As it turned out, all of the things that appeared to be barriers – being a single mum, living in a regional town, dropping out of high school – in fact helped push me even harder to succeed,” said Kristy, who was presented with the Chancellor’s Medal, awarded to an outstanding graduating student from across USC’s five campuses, at a Fraser Coast ceremony yesterday.
And after leaving school in Year 10 believing she wasn’t ‘academic’, the former hospitality manager from Hervey Bay also received USC’s highest academic award – a University Medal – for a perfect grade point average of 7 during her Bachelor of Midwifery studies.
“The first step is always the hardest. You need to make the decision to feel the fear and do it anyway."
"If you are passionate about something, you owe it to yourself to give it a go,” said Kristy, who gave the address of behalf of more than 50 graduates at the Brolga Theatre in Maryborough.
“I now know that I have the skills and the resilience to achieve anything that I set my mind to. I am leaving my degree with the career of my dreams as a midwife, a passion for lifelong learning and some amazing friendships,” she said.
“I thought that I wasn't smart enough to go to university, but I've since learnt that there is no such thing. No one wakes up smart, smart is something you work hard for.”
That hard work involved juggling part-time work with full-time study across Sunshine Coast and Fraser Coast campuses, and 4am starts to travel three hours to Sippy Downs for a day of lectures and tutorials before returning to Hervey Bay in time to put her children, now aged five and eight, to bed.
She also found time to devote herself to representative groups, social clubs and volunteer organisations at USC and the wider community.
Her roles included President of the Midwifery Society of USC, founding co-chair of the Fraser Coast Student Liaison Group, President of Active Minds Fraser Coast, member of the Student Senate, and Midwifery student representative on the Learning and Teaching Committee.
She facilitated a local mothers’ group, co-facilitated the Positive Birth Movement Fraser Coast, volunteered with the Australian Breastfeeding Association and advocated for women and families with their mental health through her involvement with Perinatal Anxiety and Depression Australia.
USC Chancellor Sir Angus Houston said Kristy’s outstanding achievements and distinguished contributions led to her being chosen to receive the Chancellor’s Medal, along with University Medal, and a Leadership Award.
“Kristy has made a huge impact on her peers and established herself as an outstanding professional within the women's health community,” he said as he presented the medal.
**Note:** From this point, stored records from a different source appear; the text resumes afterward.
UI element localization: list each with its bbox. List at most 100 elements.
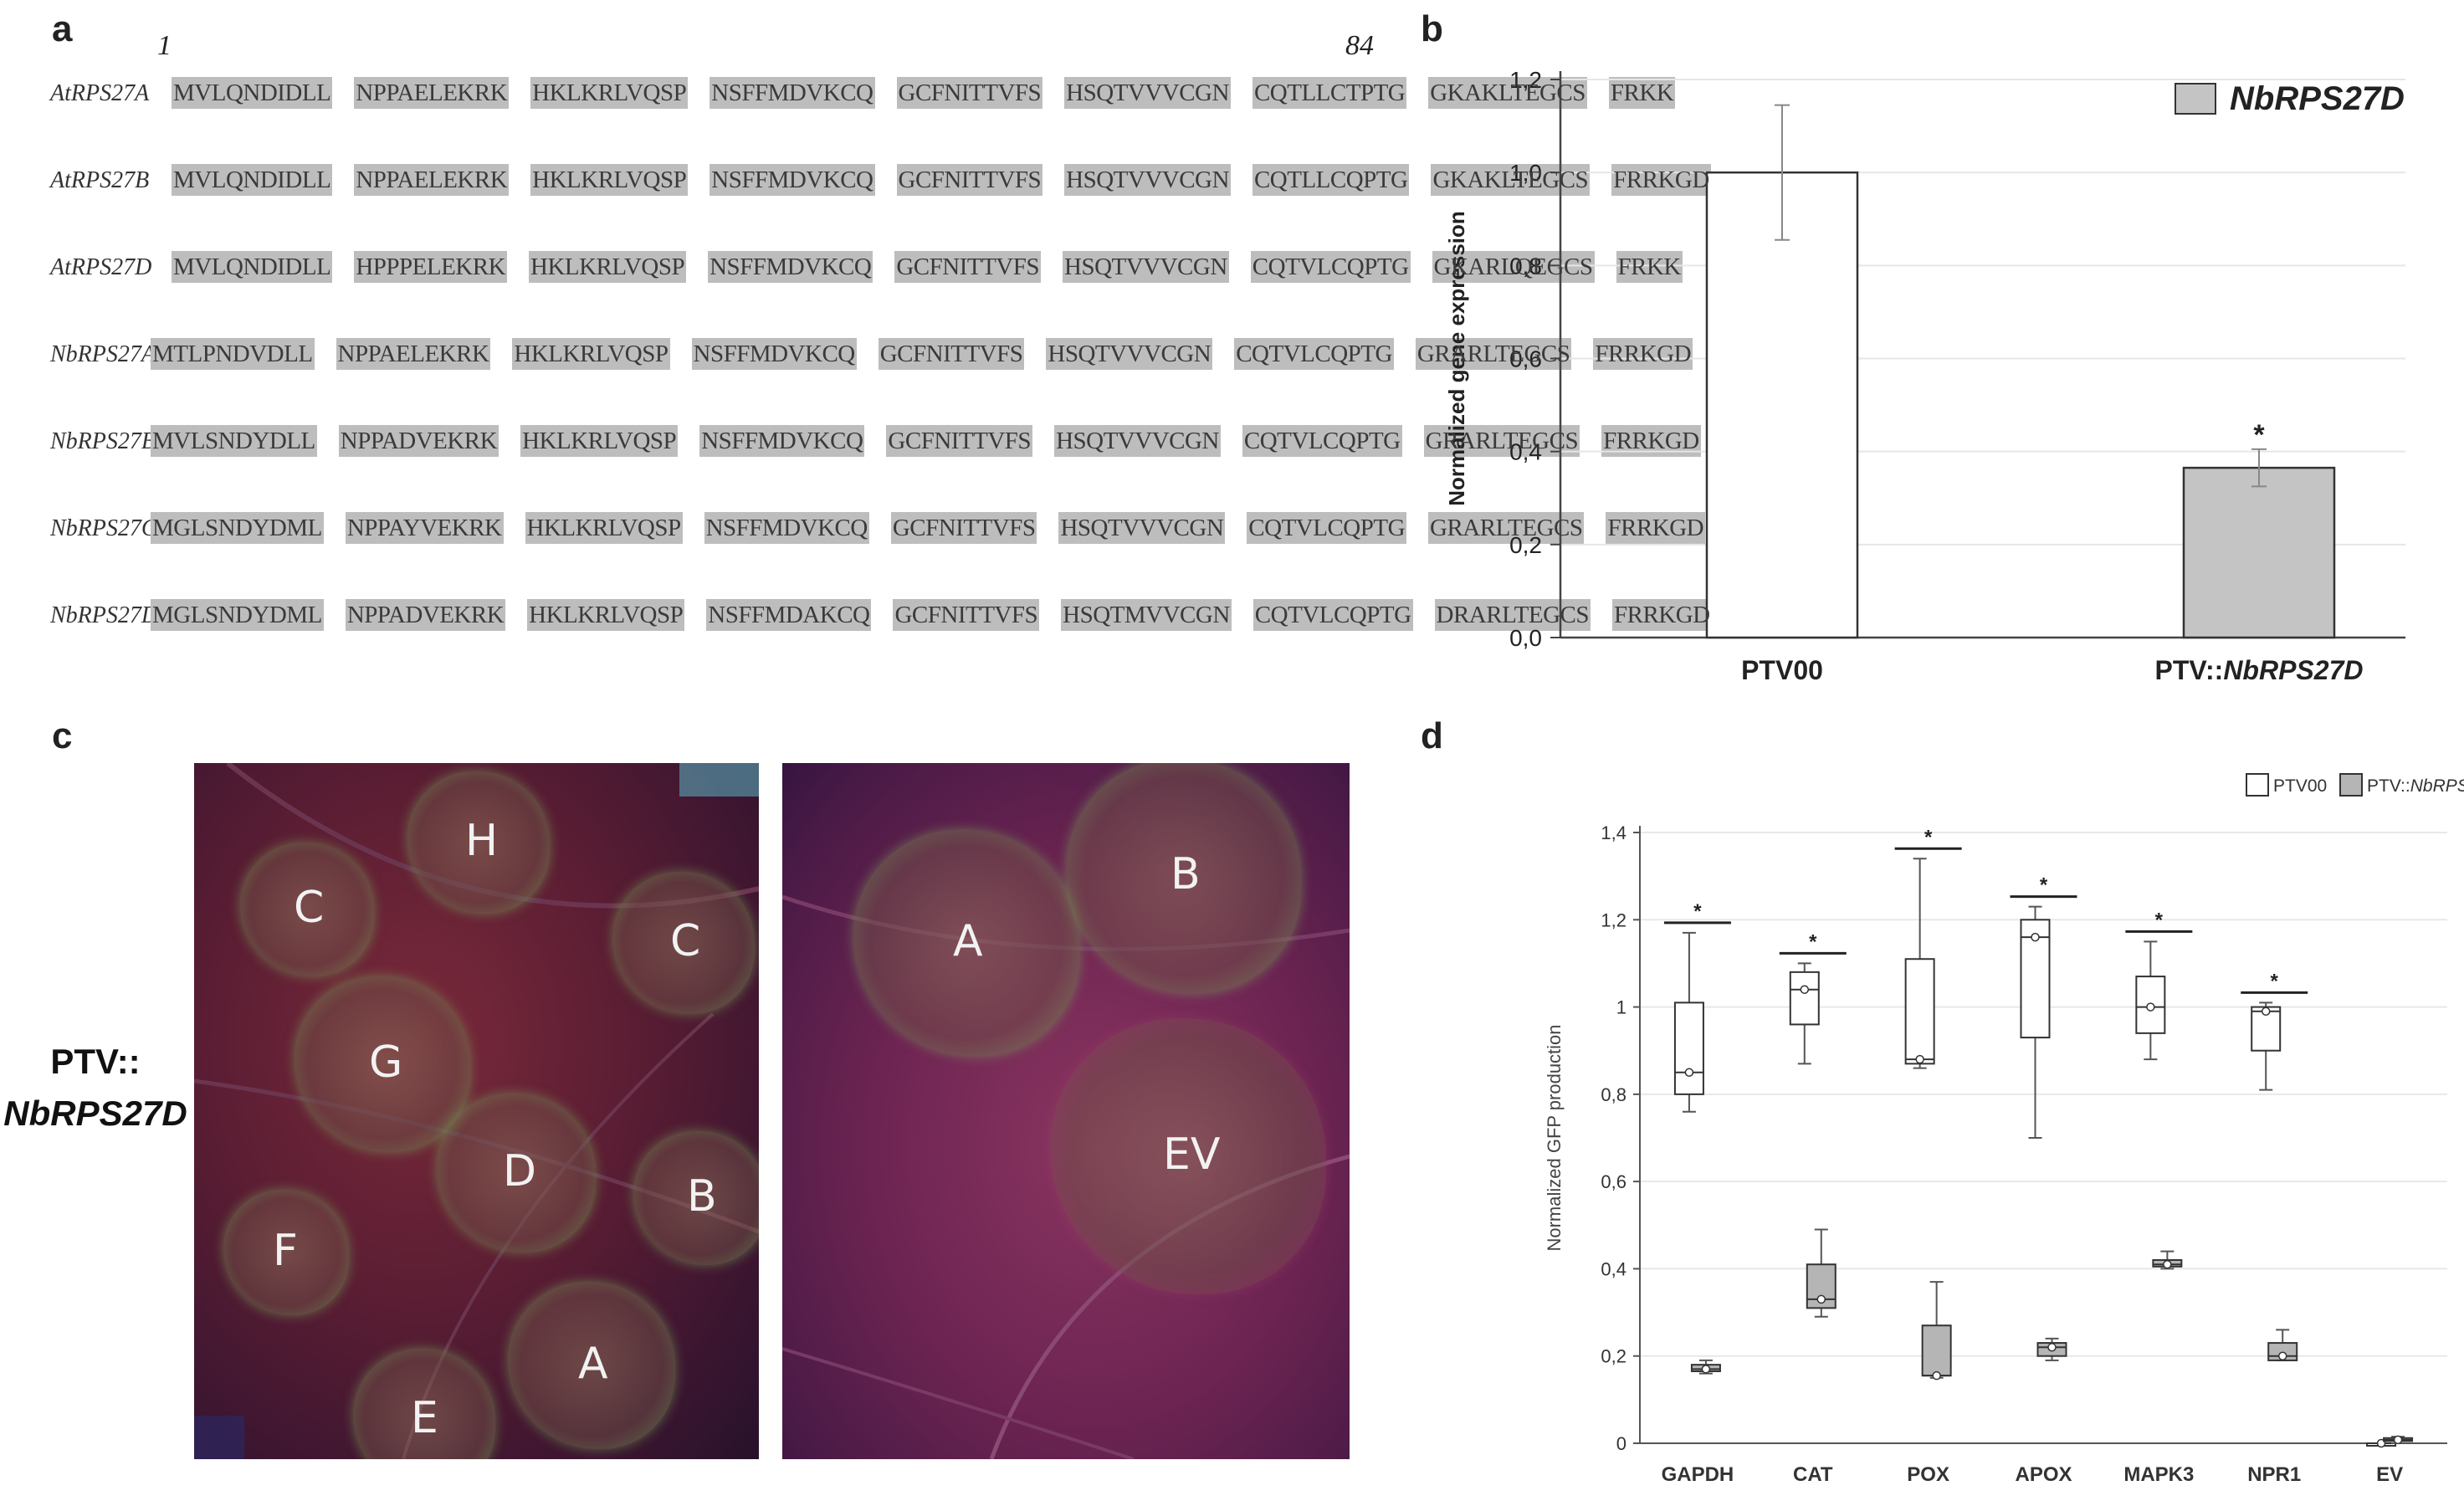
y-tick-label: 1 xyxy=(1616,997,1626,1018)
segment-text: GCFNITTVFS xyxy=(888,428,1032,454)
segment-highlight xyxy=(1252,77,1407,109)
segment-highlight xyxy=(354,164,510,196)
alignment-segment: FRRKGD xyxy=(1593,335,1693,373)
spot-label: A xyxy=(578,1339,608,1389)
segment-text: HSQTVVVCGN xyxy=(1064,254,1227,280)
y-axis-label: Normalized GFP production xyxy=(1544,1024,1565,1251)
alignment-segment: MVLQNDIDLL xyxy=(172,248,333,286)
alignment-segment: HKLKRLVQSP xyxy=(512,335,670,373)
alignment-row-label: AtRPS27B xyxy=(50,167,150,193)
alignment-segment: FRRKGD xyxy=(1601,422,1701,460)
legend-swatch xyxy=(2246,773,2269,797)
alignment-segment: NSFFMDAKCQ xyxy=(706,596,872,634)
alignment-row-label: NbRPS27D xyxy=(50,602,159,628)
infiltration-spot xyxy=(612,872,755,1014)
spot-label: F xyxy=(273,1226,298,1276)
alignment-segment: GCFNITTVFS xyxy=(886,422,1033,460)
segment-text: NPPAYVEKRK xyxy=(346,515,502,541)
segment-highlight xyxy=(527,599,685,631)
alignment-segment: FRKK xyxy=(1608,74,1676,112)
infiltration-spot xyxy=(1067,763,1301,993)
box-median-marker xyxy=(2277,1351,2287,1360)
segment-highlight xyxy=(1611,164,1711,196)
segment-text: FRRKGD xyxy=(1595,341,1692,367)
segment-text: FRRKGD xyxy=(1613,166,1709,193)
alignment-segment: CQTLLCQPTG xyxy=(1252,161,1410,199)
spot-label: B xyxy=(687,1171,717,1222)
alignment-segment: HKLKRLVQSP xyxy=(530,74,689,112)
alignment-segment: CQTVLCQPTG xyxy=(1242,422,1402,460)
segment-highlight xyxy=(1611,599,1712,631)
segment-highlight xyxy=(708,251,873,283)
segment-text: NSFFMDAKCQ xyxy=(708,602,870,628)
segment-text: HSQTMVVCGN xyxy=(1063,602,1230,628)
alignment-segment: GCFNITTVFS xyxy=(896,74,1043,112)
alignment-start-number: 1 xyxy=(157,30,172,61)
spot-label: B xyxy=(1171,849,1201,899)
y-tick-label: 0,6 xyxy=(1509,346,1542,372)
segment-text: GCFNITTVFS xyxy=(879,341,1023,367)
legend-label: NbRPS27D xyxy=(2230,80,2405,117)
segment-text: HSQTVVVCGN xyxy=(1060,515,1224,541)
segment-highlight xyxy=(1064,164,1231,196)
box xyxy=(1904,958,1935,1065)
box-median-marker xyxy=(1684,1068,1694,1078)
segment-text: GCFNITTVFS xyxy=(898,79,1042,106)
infiltration-spot xyxy=(853,830,1079,1056)
alignment-segment: HSQTVVVCGN xyxy=(1046,335,1213,373)
alignment-segment: GCFNITTVFS xyxy=(878,335,1025,373)
alignment-segment: NSFFMDVKCQ xyxy=(708,248,873,286)
x-tick-label-gene: NbRPS27D xyxy=(2223,655,2363,685)
alignment-row-label: AtRPS27D xyxy=(50,254,152,280)
segment-text: NPPADVEKRK xyxy=(340,428,498,454)
segment-highlight xyxy=(706,599,872,631)
alignment-segment: FRRKGD xyxy=(1611,161,1711,199)
segment-highlight xyxy=(1432,251,1595,283)
x-tick-label: MAPK3 xyxy=(2123,1463,2194,1486)
segment-highlight xyxy=(890,512,1037,544)
box-median-marker xyxy=(2163,1259,2172,1269)
y-axis-label: Normalized gene expression xyxy=(1444,211,1469,506)
segment-text: HSQTVVVCGN xyxy=(1066,166,1229,193)
alignment-segment: GRARLTEGCS xyxy=(1428,509,1585,547)
alignment-segment: MVLQNDIDLL xyxy=(172,161,333,199)
segment-highlight xyxy=(1431,164,1591,196)
segment-highlight xyxy=(1054,425,1221,457)
alignment-segment: HKLKRLVQSP xyxy=(529,248,687,286)
segment-highlight xyxy=(530,77,689,109)
spot-label: D xyxy=(503,1146,537,1196)
segment-text: GKAKLTEGCS xyxy=(1432,166,1589,193)
segment-text: MGLSNDYDML xyxy=(152,602,322,628)
segment-highlight xyxy=(151,599,324,631)
segment-highlight xyxy=(354,77,510,109)
y-tick-label: 0,4 xyxy=(1509,439,1542,465)
segment-text: CQTVLCQPTG xyxy=(1252,254,1409,280)
segment-highlight xyxy=(896,77,1043,109)
y-tick-label: 1,2 xyxy=(1601,909,1626,930)
box-median-marker xyxy=(1701,1365,1711,1374)
box xyxy=(1789,971,1820,1026)
segment-highlight xyxy=(1063,251,1229,283)
segment-highlight xyxy=(1434,599,1591,631)
segment-highlight xyxy=(151,338,315,370)
alignment-segment: HSQTVVVCGN xyxy=(1054,422,1221,460)
infiltration-spot xyxy=(508,1282,675,1449)
segment-highlight xyxy=(172,77,333,109)
segment-text: GKAKLTEGCS xyxy=(1430,79,1585,106)
segment-text: HKLKRLVQSP xyxy=(530,254,685,280)
segment-highlight xyxy=(1252,599,1413,631)
segment-highlight xyxy=(172,251,333,283)
y-tick-label: 1,0 xyxy=(1509,160,1542,186)
alignment-segment: HSQTMVVCGN xyxy=(1061,596,1232,634)
segment-highlight xyxy=(691,338,857,370)
segment-highlight xyxy=(1608,77,1676,109)
alignment-segment: CQTLLCTPTG xyxy=(1252,74,1407,112)
alignment-segment: FRRKGD xyxy=(1611,596,1712,634)
infiltration-spot xyxy=(240,843,374,976)
segment-highlight xyxy=(520,425,679,457)
alignment-segment: CQTVLCQPTG xyxy=(1234,335,1394,373)
significance-marker: * xyxy=(1693,900,1702,923)
segment-text: GCFNITTVFS xyxy=(898,166,1042,193)
alignment-segment: HSQTVVVCGN xyxy=(1063,248,1229,286)
legend-label-gene: NbRPS27D xyxy=(2410,776,2464,796)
Kristy says her journey from ‘high school dropout’ to gaining a coveted graduate position with Queensland Health’s Midwife Group Practice in Rockhampton shows the power of self-belief and the many ways that education can transform lives.
A traumatic birth experience with her first baby, and an empowering experience with her second, motivated Kristy to take a leap of faith and enrol in Nursing Science at USC Fraser Coast in 2018 as a pathway to becoming a midwife.
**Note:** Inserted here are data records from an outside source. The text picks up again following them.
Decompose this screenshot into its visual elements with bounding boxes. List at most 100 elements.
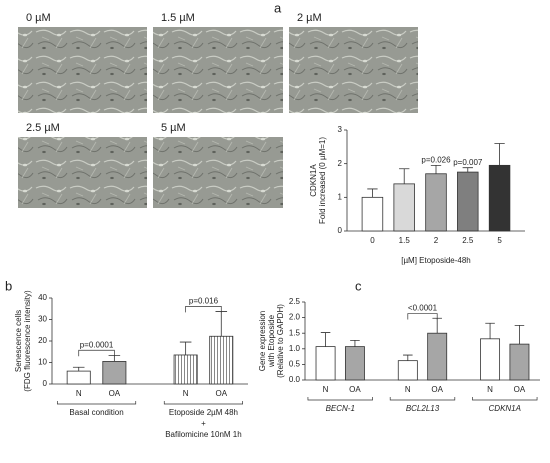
bar: [457, 171, 479, 232]
panel-label: b: [5, 278, 12, 293]
bar: [397, 360, 418, 381]
panel-label: a: [274, 0, 282, 15]
y-tick-label: 0.0: [289, 375, 301, 384]
bar: [427, 332, 448, 381]
y-tick-label: 2.0: [289, 313, 301, 322]
x-tick-label: N: [405, 385, 411, 394]
x-tick-label: OA: [431, 385, 443, 394]
micrograph: [153, 137, 283, 208]
x-tick-label: 2: [434, 236, 439, 245]
micrograph: [18, 137, 147, 208]
bar: [480, 338, 501, 381]
bar: [509, 343, 530, 381]
group-label: Bafilomicine 10nM 1h: [165, 430, 241, 439]
error-bar: [367, 188, 378, 198]
x-tick-label: N: [487, 385, 493, 394]
micrograph-label: 0 µM: [26, 12, 51, 24]
group-label: Basal condition: [69, 408, 123, 417]
error-bar: [215, 311, 228, 337]
group-label: BECN-1: [326, 404, 355, 413]
significance-bracket: [78, 349, 115, 357]
y-axis-label: Senescence cells: [14, 310, 23, 372]
x-tick-label: OA: [349, 385, 361, 394]
micrograph-label: 2 µM: [297, 12, 322, 24]
error-bar: [494, 143, 505, 166]
error-bar: [320, 332, 331, 347]
bar: [361, 196, 384, 232]
micrograph-label: 5 µM: [161, 122, 186, 134]
micrograph-label: 1.5 µM: [161, 12, 195, 24]
bar: [393, 183, 415, 232]
p-value: p=0.0001: [80, 340, 114, 349]
y-tick-label: 30: [38, 315, 47, 324]
x-tick-label: 5: [497, 236, 502, 245]
p-value: p=0.007: [453, 158, 483, 167]
y-tick-label: 1.5: [289, 328, 301, 337]
p-value: <0.0001: [408, 304, 438, 313]
bar: [209, 335, 234, 385]
y-axis-label: Gene expression: [258, 311, 267, 371]
group-label: CDKN1A: [489, 404, 521, 413]
y-axis-label: (Relative to GAPDH): [276, 304, 285, 378]
micrograph: [153, 27, 283, 113]
error-bar: [179, 341, 192, 355]
y-tick-label: 1: [338, 192, 343, 201]
error-bar: [462, 167, 473, 173]
x-tick-label: OA: [109, 389, 121, 398]
x-tick-label: N: [183, 389, 189, 398]
bar: [315, 346, 336, 381]
bar: [102, 361, 127, 385]
x-tick-label: 1.5: [399, 236, 411, 245]
bar: [173, 354, 198, 385]
error-bar: [399, 168, 410, 184]
group-bracket: [307, 397, 373, 401]
x-axis-label: [µM] Etoposide-48h: [401, 256, 471, 265]
micrograph-label: 2.5 µM: [26, 122, 60, 134]
error-bar: [430, 164, 442, 174]
group-bracket: [163, 401, 244, 405]
x-tick-label: N: [323, 385, 329, 394]
micrograph: [289, 27, 418, 113]
error-bar: [485, 322, 495, 339]
error-bar: [403, 354, 413, 361]
y-tick-label: 0.5: [289, 360, 301, 369]
bar: [425, 173, 447, 232]
significance-bracket: [185, 306, 222, 313]
error-bar: [72, 366, 85, 372]
y-axis-label: (FDG fluorescence intensity): [23, 290, 32, 392]
y-tick-label: 40: [38, 293, 47, 302]
p-value: p=0.026: [421, 155, 451, 164]
x-tick-label: OA: [215, 389, 227, 398]
y-axis-label: with Etoposide: [267, 314, 276, 368]
y-axis-label: CDKN1A: [309, 164, 318, 197]
error-bar: [432, 317, 442, 334]
group-bracket: [56, 401, 137, 405]
y-tick-label: 20: [38, 336, 47, 345]
y-tick-label: 3: [338, 125, 343, 134]
group-label: Etoposide 2µM 48h: [169, 408, 238, 417]
x-tick-label: OA: [514, 385, 526, 394]
error-bar: [350, 339, 360, 347]
y-axis-label: Fold increased (0 µM=1): [318, 137, 327, 224]
group-label: BCL2L13: [406, 404, 440, 413]
y-tick-label: 0: [43, 379, 48, 388]
group-bracket: [389, 397, 456, 401]
bar: [344, 346, 365, 381]
error-bar: [514, 325, 525, 345]
y-tick-label: 10: [38, 358, 47, 367]
y-tick-label: 0: [338, 226, 343, 235]
group-bracket: [472, 397, 538, 401]
micrograph: [18, 27, 147, 113]
x-tick-label: 2.5: [462, 236, 474, 245]
y-tick-label: 2.5: [289, 297, 301, 306]
x-tick-label: N: [76, 389, 82, 398]
y-tick-label: 1.0: [289, 344, 301, 353]
p-value: p=0.016: [189, 296, 219, 305]
bar: [488, 164, 511, 232]
y-tick-label: 2: [338, 159, 343, 168]
panel-label: c: [355, 278, 362, 293]
significance-bracket: [407, 313, 438, 320]
error-bar: [108, 355, 121, 362]
bar: [66, 370, 91, 385]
“That first semester I absolutely immersed myself in learning, and my dedication only increased as I started to study what I was so passionate about,” she said.
She gained straight high distinctions, allowing her to transfer in second semester to the highly competitive Midwifery degree, offered through the University’s Sunshine Coast campus.
“Until enrolling at USC, I had just not had an opportunity, a burning passion, and a supportive university in which I could bloom,” she said.
“I am also forever grateful for the skills and knowledge that I've learnt through my degree – not only academically and related to my work, but also in relation to personal growth and learning who I am.
“It is still surreal to have completed my degree and be able to call myself a registered midwife. It's a dream come true.”
Her graduate role involves caseload midwifery – caring for the same women and families from their first antenatal appointment all the way through until their baby is six weeks old.
“Being able to support women through the rite of passage of pregnancy, birth and the postpartum is a giant privilege and honour,” Kristy said.
“I'm really enjoying being able to combine the knowledge with my experience from practicals at university, and to be able to practice in a way that is congruent with my own midwifery philosophy.”